LC 1361 [M] Validate Binary Tree Nodes - ALawliet/algorithms GitHub Wiki

detect a cycle/toposort with BFS

class Solution:
	def validateBinaryNodes(self, n, leftChild, rightChild):
		# find the root node, assume root is node(0) by default
		# a node without any parent would be a root node
		# note: if there are multiple root nodes => 2+ trees
		root = 0
		childrenNodes = set(leftChild + rightChild)
		for i in range(n):
			if i not in childrenNodes:
				root = i
		
		# keep track of visited nodes
		visited = set()
		# queue to keep track of in which order do we need to process nodes
		Q = deque([root])
		
		while Q:
			node = Q.popleft()
			if node in visited:
				return False
			
			# mark visited
			visited.add(node)
			
			# process node
			if leftChild[node] != -1:
				Q.append(leftChild[node])
			if rightChild[node] != -1:
				Q.append(rightChild[node])
				
		# number of visited nodes == given number of nodes
		# if len(visited) != n => some nodes are unreachable/multiple different trees
		return len(visited) == n

class Solution:
    def validateBinaryTreeNodes(self, n: int, leftChild: List[int], rightChild: List[int]) -> bool:
        indegree = [0] * n

        for left, right in zip(leftChild, rightChild):
            if left != -1: indegree[left] += 1
            if right != -1: indegree[right] += 1
            if indegree[left] == 2 or indegree[right] == 2: return False # pointing to same node (2 parents)
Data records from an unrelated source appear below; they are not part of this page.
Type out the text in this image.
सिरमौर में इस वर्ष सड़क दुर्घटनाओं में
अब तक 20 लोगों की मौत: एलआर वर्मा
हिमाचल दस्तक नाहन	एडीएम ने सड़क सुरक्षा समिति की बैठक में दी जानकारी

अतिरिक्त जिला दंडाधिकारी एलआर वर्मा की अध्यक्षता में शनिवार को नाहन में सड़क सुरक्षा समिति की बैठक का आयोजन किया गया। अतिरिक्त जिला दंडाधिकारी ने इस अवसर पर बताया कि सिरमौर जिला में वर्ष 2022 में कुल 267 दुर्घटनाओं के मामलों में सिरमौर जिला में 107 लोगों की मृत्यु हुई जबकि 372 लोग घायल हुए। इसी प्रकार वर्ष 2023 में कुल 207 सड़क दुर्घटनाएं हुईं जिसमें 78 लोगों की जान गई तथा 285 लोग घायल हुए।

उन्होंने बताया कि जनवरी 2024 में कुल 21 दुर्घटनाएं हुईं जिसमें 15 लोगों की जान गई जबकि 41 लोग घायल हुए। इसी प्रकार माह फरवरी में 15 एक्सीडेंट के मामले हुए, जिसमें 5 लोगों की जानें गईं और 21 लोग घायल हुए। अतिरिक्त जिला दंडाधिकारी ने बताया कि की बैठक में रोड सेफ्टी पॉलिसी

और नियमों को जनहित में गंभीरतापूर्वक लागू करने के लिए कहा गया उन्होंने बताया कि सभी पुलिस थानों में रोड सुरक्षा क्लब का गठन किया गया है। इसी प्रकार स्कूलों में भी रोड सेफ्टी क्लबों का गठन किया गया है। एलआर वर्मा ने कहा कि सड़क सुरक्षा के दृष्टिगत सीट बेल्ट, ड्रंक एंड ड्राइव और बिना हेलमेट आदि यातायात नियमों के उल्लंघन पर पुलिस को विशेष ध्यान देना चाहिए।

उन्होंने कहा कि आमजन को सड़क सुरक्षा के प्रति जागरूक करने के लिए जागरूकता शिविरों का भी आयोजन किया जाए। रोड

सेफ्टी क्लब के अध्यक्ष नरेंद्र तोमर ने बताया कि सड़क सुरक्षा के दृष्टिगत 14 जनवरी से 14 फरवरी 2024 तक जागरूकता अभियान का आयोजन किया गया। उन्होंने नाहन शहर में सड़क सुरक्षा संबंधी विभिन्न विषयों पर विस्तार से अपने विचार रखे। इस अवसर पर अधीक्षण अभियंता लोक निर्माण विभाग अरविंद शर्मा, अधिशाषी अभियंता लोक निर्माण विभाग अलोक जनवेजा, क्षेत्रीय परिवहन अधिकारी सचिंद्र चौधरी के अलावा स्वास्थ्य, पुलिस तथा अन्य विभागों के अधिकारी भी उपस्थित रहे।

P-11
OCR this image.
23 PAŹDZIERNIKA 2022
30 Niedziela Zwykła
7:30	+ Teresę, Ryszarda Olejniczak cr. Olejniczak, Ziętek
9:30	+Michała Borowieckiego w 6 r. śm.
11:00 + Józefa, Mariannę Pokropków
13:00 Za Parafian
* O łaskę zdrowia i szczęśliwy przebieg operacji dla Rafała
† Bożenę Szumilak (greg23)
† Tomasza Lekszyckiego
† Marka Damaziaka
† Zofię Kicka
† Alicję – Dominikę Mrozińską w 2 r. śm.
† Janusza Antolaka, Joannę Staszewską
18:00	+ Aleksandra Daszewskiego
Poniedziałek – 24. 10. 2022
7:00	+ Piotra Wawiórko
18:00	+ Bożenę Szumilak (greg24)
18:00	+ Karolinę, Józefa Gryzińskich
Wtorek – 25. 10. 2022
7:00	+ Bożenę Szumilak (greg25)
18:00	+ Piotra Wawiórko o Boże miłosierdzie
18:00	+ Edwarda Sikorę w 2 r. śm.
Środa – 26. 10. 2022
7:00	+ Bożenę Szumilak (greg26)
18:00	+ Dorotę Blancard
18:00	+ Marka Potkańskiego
        Q = deque(i for i, d in enumerate(indegree) if d == 0) # start with root

        if len(Q) == 2: return False # 2 roots

        while Q:
            node = Q.popleft()

            for child in leftChild[node], rightChild[node]:
                if child == -1: continue
                indegree[child] -= 1
                if indegree[child] == 0: Q.append(child)

        print(indegree)
        return sum(indegree) == 0